4. Adequate treatment of continuing pain. Anyone with ongoing pain should receive a routine pain medication to maintain a consistent level of comfort in keeping with his desired level of alertness, etc.,Shephard emphasized in her AANAC talk. However, some nurses and physicians still harbor fears about giving residents opioids, including the idea that they are saving the person from addiction, Shephard noted. She relayed a clinical example where a post-op patient was asking for a PRN pain medication every six hours. The staff felt the woman just wanted drugs. In talking to the patient, however, Shephard found that the woman was embarrassed by asking for the medication and wouldwait until the pain got so bad that the PRN never really took care of it.
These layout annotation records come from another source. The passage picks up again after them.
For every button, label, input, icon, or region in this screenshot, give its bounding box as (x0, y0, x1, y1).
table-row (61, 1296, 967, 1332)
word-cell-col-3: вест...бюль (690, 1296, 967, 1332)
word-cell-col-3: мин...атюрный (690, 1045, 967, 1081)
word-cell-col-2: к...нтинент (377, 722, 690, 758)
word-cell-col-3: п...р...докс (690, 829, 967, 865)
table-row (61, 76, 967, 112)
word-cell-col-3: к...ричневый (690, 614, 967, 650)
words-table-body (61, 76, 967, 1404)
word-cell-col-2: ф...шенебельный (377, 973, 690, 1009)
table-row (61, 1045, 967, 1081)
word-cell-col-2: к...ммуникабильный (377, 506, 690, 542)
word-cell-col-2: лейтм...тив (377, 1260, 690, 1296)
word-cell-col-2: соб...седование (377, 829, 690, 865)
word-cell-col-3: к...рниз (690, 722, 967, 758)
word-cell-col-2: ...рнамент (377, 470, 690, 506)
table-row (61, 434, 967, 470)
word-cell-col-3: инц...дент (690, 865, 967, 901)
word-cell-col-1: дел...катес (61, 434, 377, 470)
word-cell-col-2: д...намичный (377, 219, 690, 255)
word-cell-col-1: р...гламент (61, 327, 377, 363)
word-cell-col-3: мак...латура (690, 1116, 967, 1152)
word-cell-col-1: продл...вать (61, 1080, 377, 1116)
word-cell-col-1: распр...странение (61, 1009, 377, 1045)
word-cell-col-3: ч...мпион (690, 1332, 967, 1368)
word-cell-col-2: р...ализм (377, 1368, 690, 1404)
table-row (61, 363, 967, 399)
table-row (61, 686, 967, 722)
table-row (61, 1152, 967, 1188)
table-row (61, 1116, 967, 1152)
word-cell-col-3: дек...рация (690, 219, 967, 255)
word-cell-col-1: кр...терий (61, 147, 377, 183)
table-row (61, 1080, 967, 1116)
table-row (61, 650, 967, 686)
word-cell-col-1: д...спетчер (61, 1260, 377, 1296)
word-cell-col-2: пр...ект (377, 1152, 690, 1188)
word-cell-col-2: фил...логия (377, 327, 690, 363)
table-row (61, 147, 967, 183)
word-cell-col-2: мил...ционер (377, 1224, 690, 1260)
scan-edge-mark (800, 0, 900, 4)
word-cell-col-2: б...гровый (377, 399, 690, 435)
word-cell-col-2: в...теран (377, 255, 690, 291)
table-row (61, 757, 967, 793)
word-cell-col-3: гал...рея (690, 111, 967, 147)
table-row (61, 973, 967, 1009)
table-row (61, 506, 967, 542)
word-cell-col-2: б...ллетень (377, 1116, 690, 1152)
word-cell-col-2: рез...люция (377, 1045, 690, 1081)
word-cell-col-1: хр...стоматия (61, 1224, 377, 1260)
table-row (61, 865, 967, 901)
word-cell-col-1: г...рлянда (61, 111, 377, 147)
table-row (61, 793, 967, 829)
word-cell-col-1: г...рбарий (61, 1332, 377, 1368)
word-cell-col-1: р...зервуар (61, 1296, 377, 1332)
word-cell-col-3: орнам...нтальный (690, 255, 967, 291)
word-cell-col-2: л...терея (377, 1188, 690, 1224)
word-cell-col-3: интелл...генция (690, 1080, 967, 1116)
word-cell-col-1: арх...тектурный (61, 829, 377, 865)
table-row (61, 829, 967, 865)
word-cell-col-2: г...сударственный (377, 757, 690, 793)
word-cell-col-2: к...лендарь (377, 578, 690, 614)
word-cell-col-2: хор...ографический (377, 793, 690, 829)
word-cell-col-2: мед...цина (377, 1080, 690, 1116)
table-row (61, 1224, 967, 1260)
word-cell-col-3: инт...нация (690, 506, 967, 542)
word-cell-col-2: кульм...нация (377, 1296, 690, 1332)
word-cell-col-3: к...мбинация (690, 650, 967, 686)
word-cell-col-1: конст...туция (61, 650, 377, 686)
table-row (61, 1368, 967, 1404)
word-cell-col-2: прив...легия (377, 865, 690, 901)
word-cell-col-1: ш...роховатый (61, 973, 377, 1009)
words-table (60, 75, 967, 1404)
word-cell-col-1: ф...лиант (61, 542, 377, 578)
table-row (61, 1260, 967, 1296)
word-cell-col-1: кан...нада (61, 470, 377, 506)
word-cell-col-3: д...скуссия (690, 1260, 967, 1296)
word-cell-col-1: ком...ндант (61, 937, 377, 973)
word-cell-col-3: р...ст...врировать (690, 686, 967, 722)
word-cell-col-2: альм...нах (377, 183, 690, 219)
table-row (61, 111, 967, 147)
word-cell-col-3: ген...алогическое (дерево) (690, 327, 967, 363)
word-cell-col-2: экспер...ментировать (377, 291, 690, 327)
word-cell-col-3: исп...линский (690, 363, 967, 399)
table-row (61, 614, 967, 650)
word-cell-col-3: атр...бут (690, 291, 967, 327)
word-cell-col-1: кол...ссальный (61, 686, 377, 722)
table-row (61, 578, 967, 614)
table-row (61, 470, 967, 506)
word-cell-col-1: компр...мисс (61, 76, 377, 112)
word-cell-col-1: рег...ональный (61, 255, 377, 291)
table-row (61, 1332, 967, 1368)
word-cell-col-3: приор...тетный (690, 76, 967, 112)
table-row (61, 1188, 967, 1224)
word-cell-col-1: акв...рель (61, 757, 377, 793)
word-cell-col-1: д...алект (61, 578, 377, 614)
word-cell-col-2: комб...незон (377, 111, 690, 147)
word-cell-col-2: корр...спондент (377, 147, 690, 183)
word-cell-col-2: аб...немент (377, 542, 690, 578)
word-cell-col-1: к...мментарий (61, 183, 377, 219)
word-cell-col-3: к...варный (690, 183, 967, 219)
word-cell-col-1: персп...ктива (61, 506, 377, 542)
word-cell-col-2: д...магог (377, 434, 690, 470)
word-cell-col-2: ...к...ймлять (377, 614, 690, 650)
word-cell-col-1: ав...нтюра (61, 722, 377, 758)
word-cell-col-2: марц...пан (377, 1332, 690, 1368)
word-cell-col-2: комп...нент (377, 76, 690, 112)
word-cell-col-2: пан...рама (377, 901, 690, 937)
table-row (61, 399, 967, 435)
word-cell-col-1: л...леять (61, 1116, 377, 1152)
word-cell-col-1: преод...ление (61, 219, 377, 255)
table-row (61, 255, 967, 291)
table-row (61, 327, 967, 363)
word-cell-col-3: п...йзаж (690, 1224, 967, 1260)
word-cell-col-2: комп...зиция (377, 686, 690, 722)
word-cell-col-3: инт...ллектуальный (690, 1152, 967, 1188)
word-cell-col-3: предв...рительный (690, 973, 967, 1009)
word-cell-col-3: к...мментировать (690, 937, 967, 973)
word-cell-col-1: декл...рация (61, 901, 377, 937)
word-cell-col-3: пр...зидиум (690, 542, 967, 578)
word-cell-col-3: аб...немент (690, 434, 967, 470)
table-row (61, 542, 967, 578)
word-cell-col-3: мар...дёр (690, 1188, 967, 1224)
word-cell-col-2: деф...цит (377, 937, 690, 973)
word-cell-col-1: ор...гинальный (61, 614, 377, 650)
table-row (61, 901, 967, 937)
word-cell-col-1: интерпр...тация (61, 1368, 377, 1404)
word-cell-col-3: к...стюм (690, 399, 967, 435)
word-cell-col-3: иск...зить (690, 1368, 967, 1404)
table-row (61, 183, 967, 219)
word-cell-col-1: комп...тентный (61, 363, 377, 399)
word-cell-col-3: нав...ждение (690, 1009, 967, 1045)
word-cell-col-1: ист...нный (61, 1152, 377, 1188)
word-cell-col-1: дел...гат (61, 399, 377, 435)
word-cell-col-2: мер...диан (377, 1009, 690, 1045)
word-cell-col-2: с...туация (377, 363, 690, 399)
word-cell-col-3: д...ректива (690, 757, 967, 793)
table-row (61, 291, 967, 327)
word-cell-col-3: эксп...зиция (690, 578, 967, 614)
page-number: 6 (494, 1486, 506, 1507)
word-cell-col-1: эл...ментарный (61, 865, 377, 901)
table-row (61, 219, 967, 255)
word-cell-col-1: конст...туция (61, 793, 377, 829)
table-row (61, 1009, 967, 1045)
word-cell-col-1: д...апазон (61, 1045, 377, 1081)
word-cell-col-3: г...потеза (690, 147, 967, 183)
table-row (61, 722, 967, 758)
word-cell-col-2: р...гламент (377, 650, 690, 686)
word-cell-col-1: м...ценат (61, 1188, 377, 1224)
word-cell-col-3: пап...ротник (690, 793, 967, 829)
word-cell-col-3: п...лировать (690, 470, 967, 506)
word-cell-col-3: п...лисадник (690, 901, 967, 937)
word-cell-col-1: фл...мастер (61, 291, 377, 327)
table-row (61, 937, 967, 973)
5. Use of non-pharmacological interventions. Include activities staff in non-pharmacological pain management strategies, advises Gardiner.

"Exercise can help pain in some cases, as can relaxation therapy, distraction, deep breathing, and light massage," she says.

Creative idea: A lot of facilities have a pain cart that has books, aromatherapy, music therapy, etc., to take to residents' rooms, says Gardiner. "The goal is to reduce anxiety and improve mood and a sense of control."

6. An evaluation process. Assess and document what effect the pain management has on the resident, advises Nathan Lake, RN, BSN, MSHA, a long-term care and MDS expert in Seattle. "Is the person better able to do his own self care and participate in activities, etc.?"

Also consider implementing pain management satisfaction surveys that ask residents and families to evaluate the facility's efforts, suggested Shephard in her AANAC talk.

Ask the non-nursing staff, such as the social worker, to administer the survey, as residents may feel uncomfortable complaining to the nurses who are involved in their pain management, she advised.